When mobile devices first came on the enterprise scene, they represented a new challenge to network management beyond the ones desktop PCs presented. Device management was straightforward: network management could see all the devices connected to the network and, therefore, it made it relatively easy for network administrators to keep track of all devices and user behaviors. If they needed to change a system setting or add software, the administrator could easily do this at any time. After all, the desktop PCs were not going anywhere — a simple command could do the trick.

But then came the mobile devices. These technologies went home at night with employees, but were not always connected to the network. This caused enterprise IT network administrators a great deal of pain when they had to make updates. Then, BlackBerry became popular in the enterprise, giving employees the ability to take email on-the-go all day long.
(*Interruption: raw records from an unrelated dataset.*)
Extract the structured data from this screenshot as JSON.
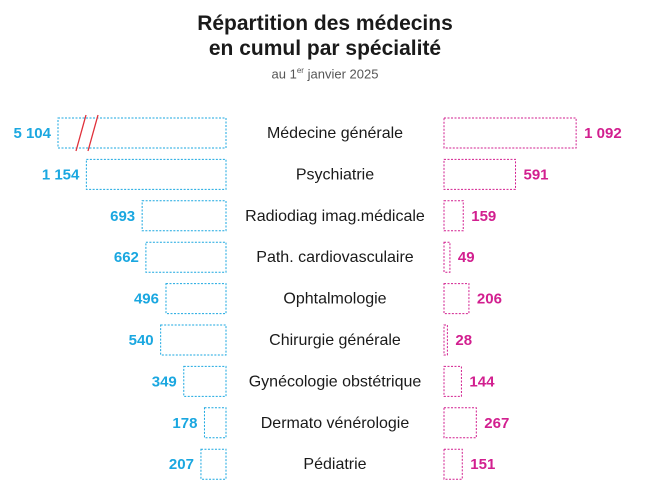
{
  "title_line1": "Répartition des médecins",
  "title_line2": "en cumul par spécialité",
  "subtitle_prefix": "au 1",
  "subtitle_sup": "er",
  "subtitle_suffix": " janvier 2025",
  "colors": {
    "left": "#1aa7e0",
    "right": "#d21f8f",
    "text": "#1a1a1a",
    "break": "#e0303a"
  },
  "chart_data": {
    "type": "bar",
    "title": "Répartition des médecins en cumul par spécialité",
    "subtitle": "au 1er janvier 2025",
    "categories": [
      "Médecine générale",
      "Psychiatrie",
      "Radiodiag imag.médicale",
      "Path. cardiovasculaire",
      "Ophtalmologie",
      "Chirurgie générale",
      "Gynécologie obstétrique",
      "Dermato vénérologie",
      "Pédiatrie"
    ],
    "series": [
      {
        "values": [
          5104,
          1154,
          693,
          662,
          496,
          540,
          349,
          178,
          207
        ],
        "labels": [
          "5 104",
          "1 154",
          "693",
          "662",
          "496",
          "540",
          "349",
          "178",
          "207"
        ],
        "color": "#1aa7e0",
        "side": "left",
        "truncated_first": true
      },
      {
        "values": [
          1092,
          591,
          159,
          49,
          206,
          28,
          144,
          267,
          151
        ],
        "labels": [
          "1 092",
          "591",
          "159",
          "49",
          "206",
          "28",
          "144",
          "267",
          "151"
        ],
        "color": "#d21f8f",
        "side": "right"
      }
    ]
  }
}
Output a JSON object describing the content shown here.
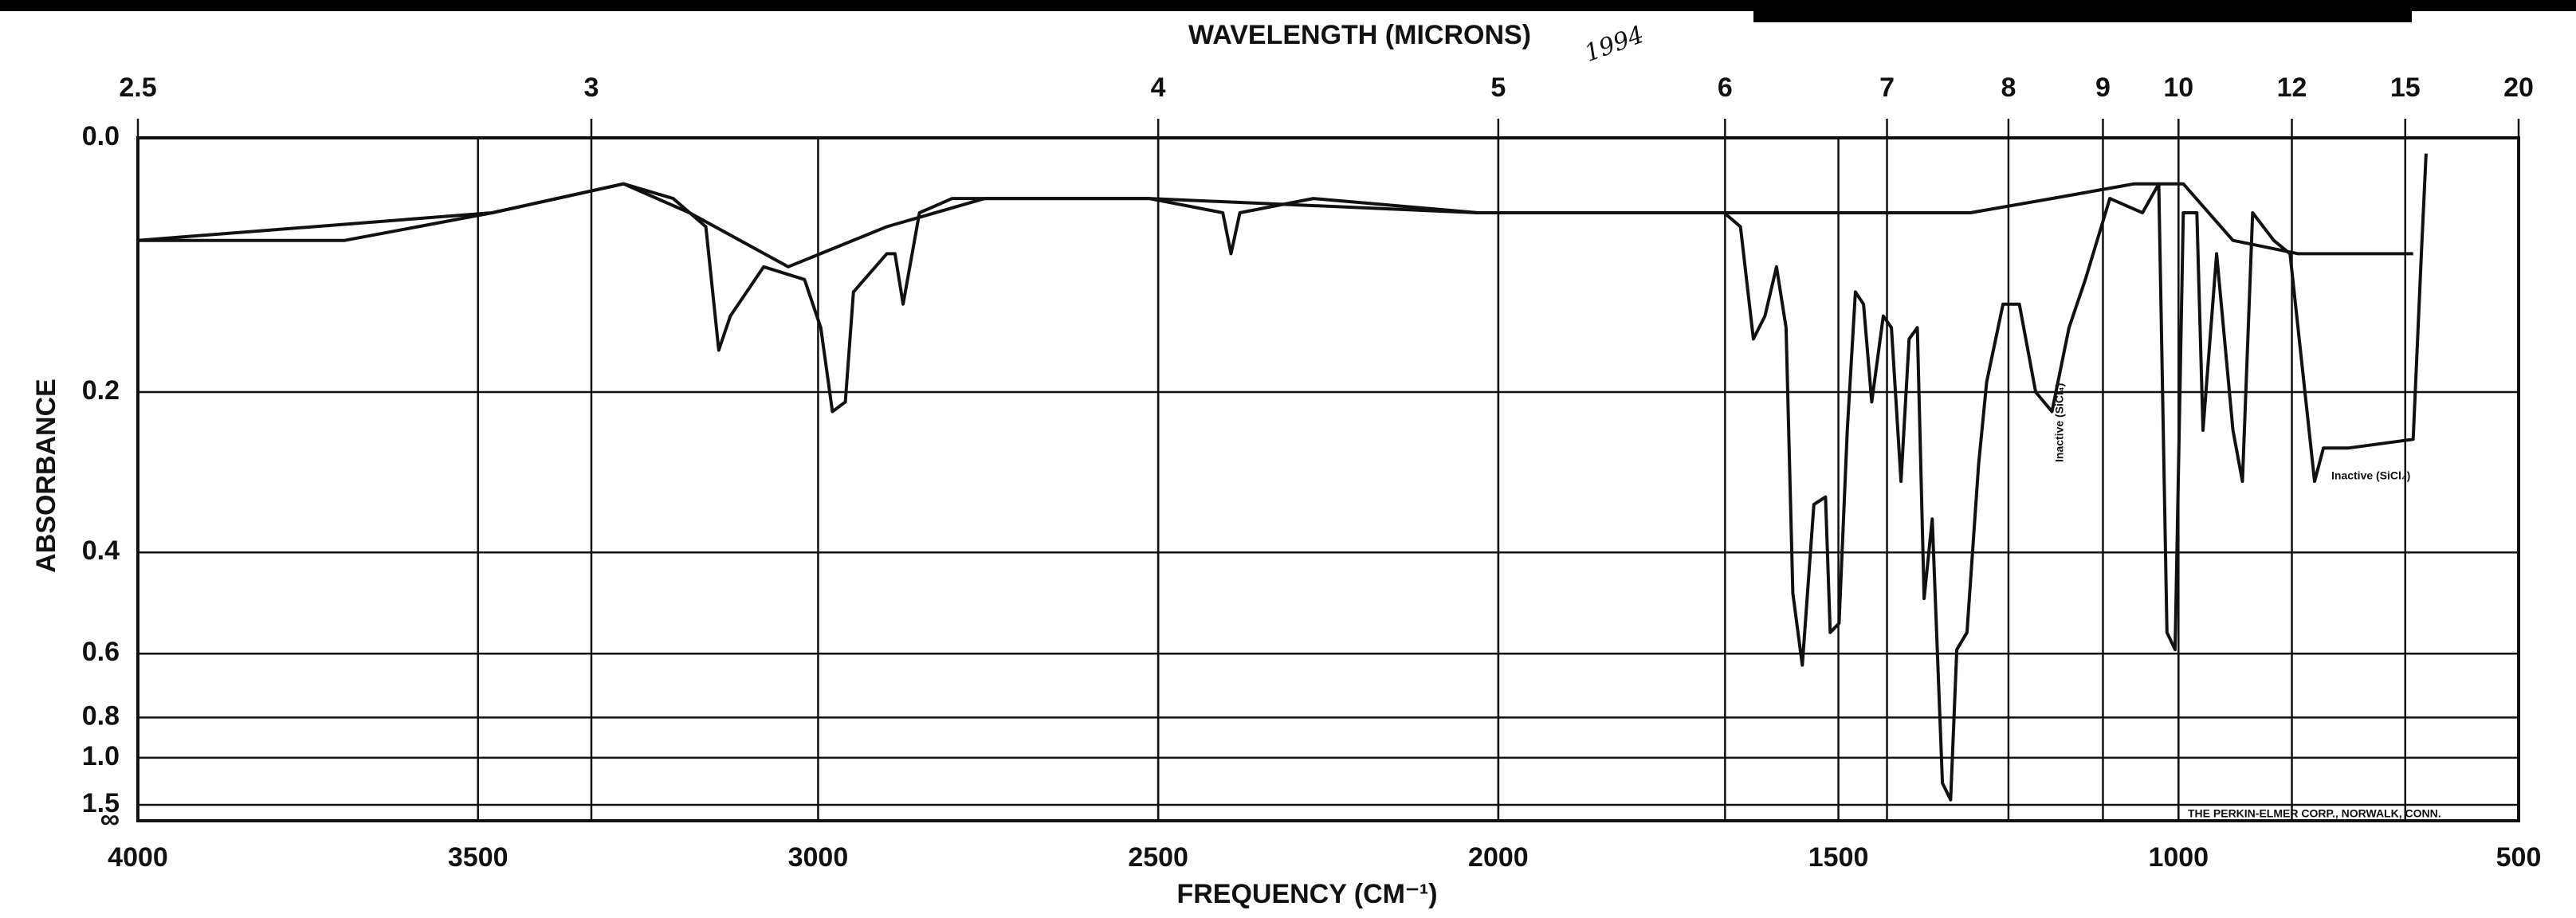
{
  "chart_data": {
    "type": "line",
    "x_label": "FREQUENCY (CM⁻¹)",
    "x2_label": "WAVELENGTH (MICRONS)",
    "y_label": "ABSORBANCE",
    "xlim": [
      4000,
      500
    ],
    "xticks": [
      4000,
      3500,
      3000,
      2500,
      2000,
      1500,
      1000,
      500
    ],
    "x2_scale": "reciprocal",
    "x2lim": [
      2.5,
      20
    ],
    "x2ticks": [
      2.5,
      3,
      4,
      5,
      6,
      7,
      8,
      9,
      10,
      12,
      15,
      20
    ],
    "y_scale": "transmittance",
    "ylim": [
      0,
      1.5
    ],
    "yticks": [
      {
        "value": 0,
        "label": "0.0"
      },
      0.2,
      0.4,
      0.6,
      0.8,
      {
        "value": 1,
        "label": "1.0"
      },
      1.5
    ],
    "y_bottom_label": "∞",
    "grid": true,
    "annotations": [
      "1994",
      "Inactive (SiCl₄)",
      "Inactive (SiCl₄)",
      "THE PERKIN-ELMER CORP., NORWALK, CONN."
    ],
    "series": [
      {
        "color": "#111111",
        "x": [
          4000,
          3889,
          3696,
          3479,
          3286,
          3213,
          3165,
          3146,
          3129,
          3080,
          3020,
          2996,
          2979,
          2960,
          2948,
          2899,
          2887,
          2875,
          2851,
          2803,
          2634,
          2513,
          2405,
          2393,
          2380,
          2272,
          2030,
          1910,
          1789,
          1668,
          1644,
          1625,
          1608,
          1591,
          1577,
          1567,
          1553,
          1536,
          1519,
          1512,
          1499,
          1487,
          1475,
          1463,
          1451,
          1434,
          1422,
          1408,
          1396,
          1384,
          1374,
          1362,
          1347,
          1335,
          1326,
          1311,
          1294,
          1282,
          1258,
          1234,
          1210,
          1186,
          1161,
          1137,
          1101,
          1053,
          1029,
          1017,
          1005,
          993,
          973,
          964,
          944,
          920,
          906,
          891,
          860,
          836,
          800,
          787,
          751,
          655,
          643,
          636
        ],
        "values": [
          0.07,
          0.07,
          0.07,
          0.05,
          0.03,
          0.04,
          0.06,
          0.16,
          0.13,
          0.09,
          0.1,
          0.14,
          0.22,
          0.21,
          0.11,
          0.08,
          0.08,
          0.12,
          0.05,
          0.04,
          0.04,
          0.04,
          0.05,
          0.08,
          0.05,
          0.04,
          0.05,
          0.05,
          0.05,
          0.05,
          0.06,
          0.15,
          0.13,
          0.09,
          0.14,
          0.47,
          0.63,
          0.33,
          0.32,
          0.55,
          0.53,
          0.24,
          0.11,
          0.12,
          0.21,
          0.13,
          0.14,
          0.3,
          0.15,
          0.14,
          0.48,
          0.35,
          1.2,
          1.41,
          0.59,
          0.55,
          0.28,
          0.19,
          0.12,
          0.12,
          0.2,
          0.22,
          0.14,
          0.1,
          0.04,
          0.05,
          0.03,
          0.55,
          0.59,
          0.05,
          0.05,
          0.24,
          0.08,
          0.24,
          0.3,
          0.05,
          0.07,
          0.08,
          0.3,
          0.26,
          0.26,
          0.25,
          0.08,
          0.01
        ]
      },
      {
        "color": "#111111",
        "x": [
          4000,
          3479,
          3286,
          3189,
          3044,
          2899,
          2755,
          2513,
          2030,
          1789,
          1548,
          1306,
          1186,
          1065,
          993,
          920,
          824,
          655
        ],
        "values": [
          0.07,
          0.05,
          0.03,
          0.05,
          0.09,
          0.06,
          0.04,
          0.04,
          0.05,
          0.05,
          0.05,
          0.05,
          0.04,
          0.03,
          0.03,
          0.07,
          0.08,
          0.08
        ]
      }
    ]
  }
}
Suddenly, MDM became a real challenge. Over the past 10-15 years, software has been developed to address these management challenges to give IT network administrators the control they sorely needed.
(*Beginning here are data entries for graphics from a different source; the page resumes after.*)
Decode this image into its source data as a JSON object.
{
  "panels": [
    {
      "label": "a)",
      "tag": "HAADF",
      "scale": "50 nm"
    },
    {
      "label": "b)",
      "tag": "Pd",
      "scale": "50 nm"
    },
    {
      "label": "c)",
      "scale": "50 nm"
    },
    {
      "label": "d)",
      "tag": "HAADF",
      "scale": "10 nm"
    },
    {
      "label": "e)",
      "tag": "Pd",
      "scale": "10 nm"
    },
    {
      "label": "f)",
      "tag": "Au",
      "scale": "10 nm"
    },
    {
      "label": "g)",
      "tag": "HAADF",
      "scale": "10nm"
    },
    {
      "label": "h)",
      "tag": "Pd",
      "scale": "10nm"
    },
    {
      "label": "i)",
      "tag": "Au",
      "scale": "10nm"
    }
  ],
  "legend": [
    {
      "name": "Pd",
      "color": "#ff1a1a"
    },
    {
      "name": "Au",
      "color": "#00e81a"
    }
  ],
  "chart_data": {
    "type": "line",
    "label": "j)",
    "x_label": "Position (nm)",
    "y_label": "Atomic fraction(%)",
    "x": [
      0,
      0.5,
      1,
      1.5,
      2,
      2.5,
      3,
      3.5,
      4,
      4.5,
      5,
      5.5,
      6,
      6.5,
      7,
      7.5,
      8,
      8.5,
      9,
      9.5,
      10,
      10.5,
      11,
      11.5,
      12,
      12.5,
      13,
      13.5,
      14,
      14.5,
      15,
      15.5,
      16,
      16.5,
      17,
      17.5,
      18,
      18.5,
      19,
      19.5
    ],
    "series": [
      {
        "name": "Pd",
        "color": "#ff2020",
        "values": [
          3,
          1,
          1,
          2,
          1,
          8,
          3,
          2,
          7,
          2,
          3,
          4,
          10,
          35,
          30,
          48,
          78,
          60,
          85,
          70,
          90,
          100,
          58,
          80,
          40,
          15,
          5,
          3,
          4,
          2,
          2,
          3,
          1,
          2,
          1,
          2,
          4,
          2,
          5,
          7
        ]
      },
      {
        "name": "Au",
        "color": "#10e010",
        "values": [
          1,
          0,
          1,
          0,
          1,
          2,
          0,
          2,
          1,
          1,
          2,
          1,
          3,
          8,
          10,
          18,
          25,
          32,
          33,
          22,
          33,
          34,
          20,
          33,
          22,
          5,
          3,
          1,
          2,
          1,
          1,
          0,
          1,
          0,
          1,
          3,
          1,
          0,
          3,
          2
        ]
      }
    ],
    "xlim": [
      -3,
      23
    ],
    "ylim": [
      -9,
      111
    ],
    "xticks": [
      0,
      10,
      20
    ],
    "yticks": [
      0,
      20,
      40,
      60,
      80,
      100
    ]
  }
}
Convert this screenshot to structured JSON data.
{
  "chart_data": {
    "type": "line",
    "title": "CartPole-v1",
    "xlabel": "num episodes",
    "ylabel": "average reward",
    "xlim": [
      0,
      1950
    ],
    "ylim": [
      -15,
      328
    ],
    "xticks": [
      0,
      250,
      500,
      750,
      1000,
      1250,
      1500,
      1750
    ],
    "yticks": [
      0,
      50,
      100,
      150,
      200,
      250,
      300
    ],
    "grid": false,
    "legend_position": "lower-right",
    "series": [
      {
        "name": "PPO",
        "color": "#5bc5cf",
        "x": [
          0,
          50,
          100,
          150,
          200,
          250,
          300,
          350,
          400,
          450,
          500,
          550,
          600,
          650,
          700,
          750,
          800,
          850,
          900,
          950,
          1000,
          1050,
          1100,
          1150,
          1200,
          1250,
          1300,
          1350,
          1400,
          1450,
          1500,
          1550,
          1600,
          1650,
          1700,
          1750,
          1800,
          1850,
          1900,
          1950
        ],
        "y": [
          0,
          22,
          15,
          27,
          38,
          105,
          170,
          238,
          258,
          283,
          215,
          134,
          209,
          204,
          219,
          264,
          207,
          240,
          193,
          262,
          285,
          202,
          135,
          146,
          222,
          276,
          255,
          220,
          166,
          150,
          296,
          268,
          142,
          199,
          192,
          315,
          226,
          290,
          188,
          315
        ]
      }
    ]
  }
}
Today, numerous MDM software vendors help tens of thousands of customers each manage a wide range of mobile devices — from smartphones to tablets to laptops and everything in-between that connects to a company’s networks.

However, the MDM sector is undergoing a migration. Its focus is shifting from purely device management toward helping enterprises manage all mobility assets, including:

Mobile Device Management (MDM)

Mobile Content Management (MCM)

Mobile Application Management (MAM)

Mobile Security Management (MSM)

Thus, what started as a small effort to solve an enterprise pain point to handle the growing class of mobile devices has turned into a multi-billion dollar industry. Any organization needs to carefully define its requirements before determining which Enterprise Mobility Management (EMM) vendor will best serve those needs.
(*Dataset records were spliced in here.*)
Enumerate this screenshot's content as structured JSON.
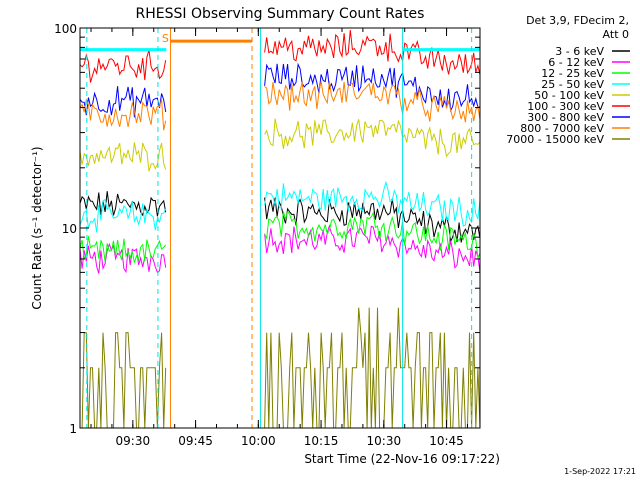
{
  "chart_data": {
    "type": "line",
    "title": "RHESSI Observing Summary Count Rates",
    "xlabel": "Start Time (22-Nov-16 09:17:22)",
    "ylabel": "Count Rate (s⁻¹ detector⁻¹)",
    "yscale": "log",
    "ylim": [
      1,
      100
    ],
    "xlim": [
      "09:17:22",
      "10:53:00"
    ],
    "x_ticks": [
      "09:30",
      "09:45",
      "10:00",
      "10:15",
      "10:30",
      "10:45"
    ],
    "y_ticks": [
      "1",
      "10",
      "100"
    ],
    "legend_header": [
      "Det 3,9, FDecim 2,",
      "Att 0"
    ],
    "legend_position": "right",
    "flag_label": "S",
    "footer_date": "1-Sep-2022 17:21",
    "gap": {
      "start": "09:38:00",
      "end": "10:01:30"
    },
    "markers": [
      {
        "time": "09:19:00",
        "kind": "night",
        "color": "#00e5e5"
      },
      {
        "time": "09:36:00",
        "kind": "saa",
        "color": "#00e5e5"
      },
      {
        "time": "09:39:00",
        "kind": "saa",
        "color": "#ff8000"
      },
      {
        "time": "09:58:30",
        "kind": "saa",
        "color": "#ff8000"
      },
      {
        "time": "10:00:30",
        "kind": "night",
        "color": "#00e5e5"
      },
      {
        "time": "10:34:30",
        "kind": "night",
        "color": "#00e5e5"
      },
      {
        "time": "10:51:00",
        "kind": "night",
        "color": "#00e5e5"
      }
    ],
    "series": [
      {
        "name": "3 - 6 keV",
        "color": "#000000",
        "pre": 13,
        "post": 12.5,
        "end": 9.5,
        "bump": 0.12
      },
      {
        "name": "6 - 12 keV",
        "color": "#ff00ff",
        "pre": 7,
        "post": 9,
        "end": 7,
        "bump": 0.12
      },
      {
        "name": "12 - 25 keV",
        "color": "#00ff00",
        "pre": 7.5,
        "post": 10.5,
        "end": 8.5,
        "bump": 0.12
      },
      {
        "name": "25 - 50 keV",
        "color": "#00ffff",
        "pre": 11.5,
        "post": 14.5,
        "end": 12,
        "bump": 0.08
      },
      {
        "name": "50 - 100 keV",
        "color": "#cccc00",
        "pre": 23,
        "post": 30,
        "end": 26,
        "bump": 0.12
      },
      {
        "name": "100 - 300 keV",
        "color": "#ff0000",
        "pre": 65,
        "post": 82,
        "end": 64,
        "bump": 0.14
      },
      {
        "name": "300 - 800 keV",
        "color": "#0000ff",
        "pre": 43,
        "post": 58,
        "end": 43,
        "bump": 0.14
      },
      {
        "name": "800 - 7000 keV",
        "color": "#ff8000",
        "pre": 37,
        "post": 48,
        "end": 37,
        "bump": 0.14
      },
      {
        "name": "7000 - 15000 keV",
        "color": "#808000",
        "pre": 1.6,
        "post": 1.6,
        "end": 1.6,
        "bump": 0.3
      }
    ],
    "attenuator_level": 78,
    "saa_level": 86
  }
}
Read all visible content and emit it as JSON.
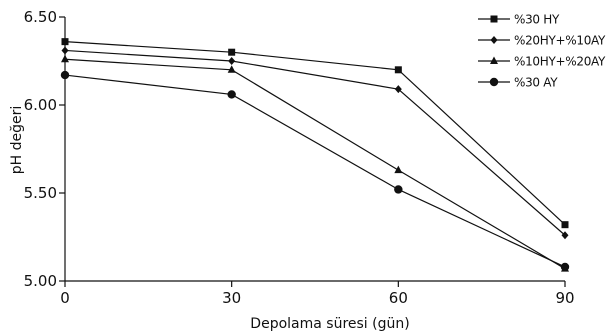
{
  "chart_data": {
    "type": "line",
    "title": "",
    "xlabel": "Depolama süresi (gün)",
    "ylabel": "pH değeri",
    "x": [
      0,
      30,
      60,
      90
    ],
    "x_tick_labels": [
      "0",
      "30",
      "60",
      "90"
    ],
    "xlim": [
      0,
      90
    ],
    "ylim": [
      5.0,
      6.5
    ],
    "y_ticks": [
      5.0,
      5.5,
      6.0,
      6.5
    ],
    "y_tick_labels": [
      "5.00",
      "5.50",
      "6.00",
      "6.50"
    ],
    "grid": false,
    "legend_position": "top-right",
    "color": "#111111",
    "series": [
      {
        "name": "%30 HY",
        "marker": "square",
        "values": [
          6.36,
          6.3,
          6.2,
          5.32
        ]
      },
      {
        "name": "%20HY+%10AY",
        "marker": "diamond",
        "values": [
          6.31,
          6.25,
          6.09,
          5.26
        ]
      },
      {
        "name": "%10HY+%20AY",
        "marker": "triangle",
        "values": [
          6.26,
          6.2,
          5.63,
          5.07
        ]
      },
      {
        "name": "%30 AY",
        "marker": "circle",
        "values": [
          6.17,
          6.06,
          5.52,
          5.08
        ]
      }
    ]
  }
}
As enterprise IT executives begin to talk with vendors, they will find that each one has some unique capabilities not found in other systems. Thus, the organization’s requirements may change due to discovering some capabilities that the organization didn’t previously notice. Enterprise IT should narrow down their candidates to a handful of vendors, and then conduct a shoot-out where you invite each company to present to a small group of people in the company; the evaluation team can rate the presentations on how well they meet the organization’s requirements. In addition, the IT department needs to evaluate which company will give them the best support after the sale.

Finally, this may end up being the most important thing that an organization can do: make sure that the organization talks to at least one customer from each finalist supplier. Ask the vendor’s customer how they decided to choose their MDM/EMM supplier and why they selected the vendor they finally chose. This can often provide the organization with insights that it may not previously have been able to discover.

Now, organizations can effectively and efficiently manage their mobile devices along with desktop systems as well. The organization needs to think in terms of EMM to ensure that the mobile and wireless assets in the company will have all aspects of mobile device, content, application, and security effectively managed to as high a standard as it needs.